« Le loup doit être déclassé dans la convention de Berne et dans la directive sur les habitats », a insisté Jacqueline Dupenloup (*), lors du résumé des débats des Rencontres du Glandon. « L’avenir de l’élevage pastoral est en jeu. »

Tous les participants souhaitent qu’un nouveau cap soit engagé pour que la pression exercée par le prédateur cesse. « Il faut pouvoir tirer immédiatement, sans barrière administrative, de façon réactive pour pouvoir défendre chaque troupeau attaqué, a ajouté l’élue. La notion de quota est dépassée. Elle ne permet pas de répondre, tout au long de l’année à la crise que subissent les différents territoires. »

C’est pourquoi les intervenants demandent aussi, entre autres, le développement des brigades spécialisées pour renforcer l’équipe déjà en place. « C’est au niveau européen que les solutions doivent être trouvées, a ajouté Jacqueline Dupenloup. Sauver l’élevage paysan à l’échelle européenne devient une priorité. »

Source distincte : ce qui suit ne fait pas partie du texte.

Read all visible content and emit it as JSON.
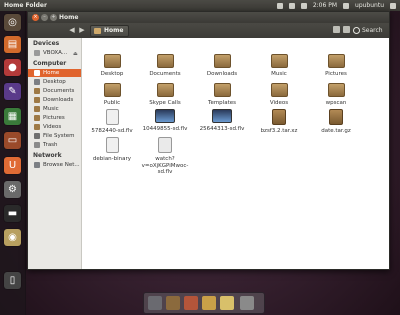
{
  "panel": {
    "title": "Home Folder",
    "clock": "2:06 PM",
    "user": "upubuntu"
  },
  "window": {
    "title": "Home",
    "close_glyph": "×",
    "min_glyph": "–",
    "max_glyph": "+"
  },
  "toolbar": {
    "breadcrumb": "Home",
    "search_label": "Search"
  },
  "sidebar": {
    "devices_header": "Devices",
    "devices": [
      {
        "label": "VBOXA..."
      }
    ],
    "computer_header": "Computer",
    "computer": [
      {
        "label": "Home",
        "icon": "home-icon",
        "color": "#ffffff"
      },
      {
        "label": "Desktop",
        "icon": "desktop-icon",
        "color": "#7c7f84"
      },
      {
        "label": "Documents",
        "icon": "documents-icon",
        "color": "#9f7a46"
      },
      {
        "label": "Downloads",
        "icon": "downloads-icon",
        "color": "#9f7a46"
      },
      {
        "label": "Music",
        "icon": "music-icon",
        "color": "#9f7a46"
      },
      {
        "label": "Pictures",
        "icon": "pictures-icon",
        "color": "#9f7a46"
      },
      {
        "label": "Videos",
        "icon": "videos-icon",
        "color": "#9f7a46"
      },
      {
        "label": "File System",
        "icon": "drive-icon",
        "color": "#6f6f6f"
      },
      {
        "label": "Trash",
        "icon": "trash-icon",
        "color": "#8a8a8a"
      }
    ],
    "network_header": "Network",
    "network": [
      {
        "label": "Browse Net..."
      }
    ]
  },
  "files": [
    {
      "label": "Desktop",
      "type": "folder"
    },
    {
      "label": "Documents",
      "type": "folder"
    },
    {
      "label": "Downloads",
      "type": "folder"
    },
    {
      "label": "Music",
      "type": "folder"
    },
    {
      "label": "Pictures",
      "type": "folder"
    },
    {
      "label": "Public",
      "type": "folder"
    },
    {
      "label": "Skype Calls",
      "type": "folder"
    },
    {
      "label": "Templates",
      "type": "folder"
    },
    {
      "label": "Videos",
      "type": "folder"
    },
    {
      "label": "wpscan",
      "type": "folder"
    },
    {
      "label": "5782440-sd.flv",
      "type": "doc"
    },
    {
      "label": "10449855-sd.flv",
      "type": "video"
    },
    {
      "label": "25644313-sd.flv",
      "type": "video"
    },
    {
      "label": "bzsf3.2.tar.xz",
      "type": "archive"
    },
    {
      "label": "date.tar.gz",
      "type": "archive"
    },
    {
      "label": "debian-binary",
      "type": "doc"
    },
    {
      "label": "watch?v=oXjKGPiMwoc-sd.flv",
      "type": "sound"
    }
  ],
  "colors": {
    "accent": "#e0642d",
    "titlebar": "#3b3a36",
    "launcher_bg": "#1e161c"
  }
}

Il faut pouvoir tirer les loups

Le thème de l’hybridation est souvent revenu dans les discussions au cours des deux jours. Des éleveurs et des élus (français, allemands et suisses) ont déjà entrepris des analyses en envoyant des prélèvements effectués par leurs soins à un laboratoire allemand. Ils veulent en savoir plus sur le patrimoine génétique du prédateur et savoir s’il a éventuellement des origines canines. Si c’était le cas, cela pourrait, selon eux, faire tomber le statut d’animal « superprotégé » du loup.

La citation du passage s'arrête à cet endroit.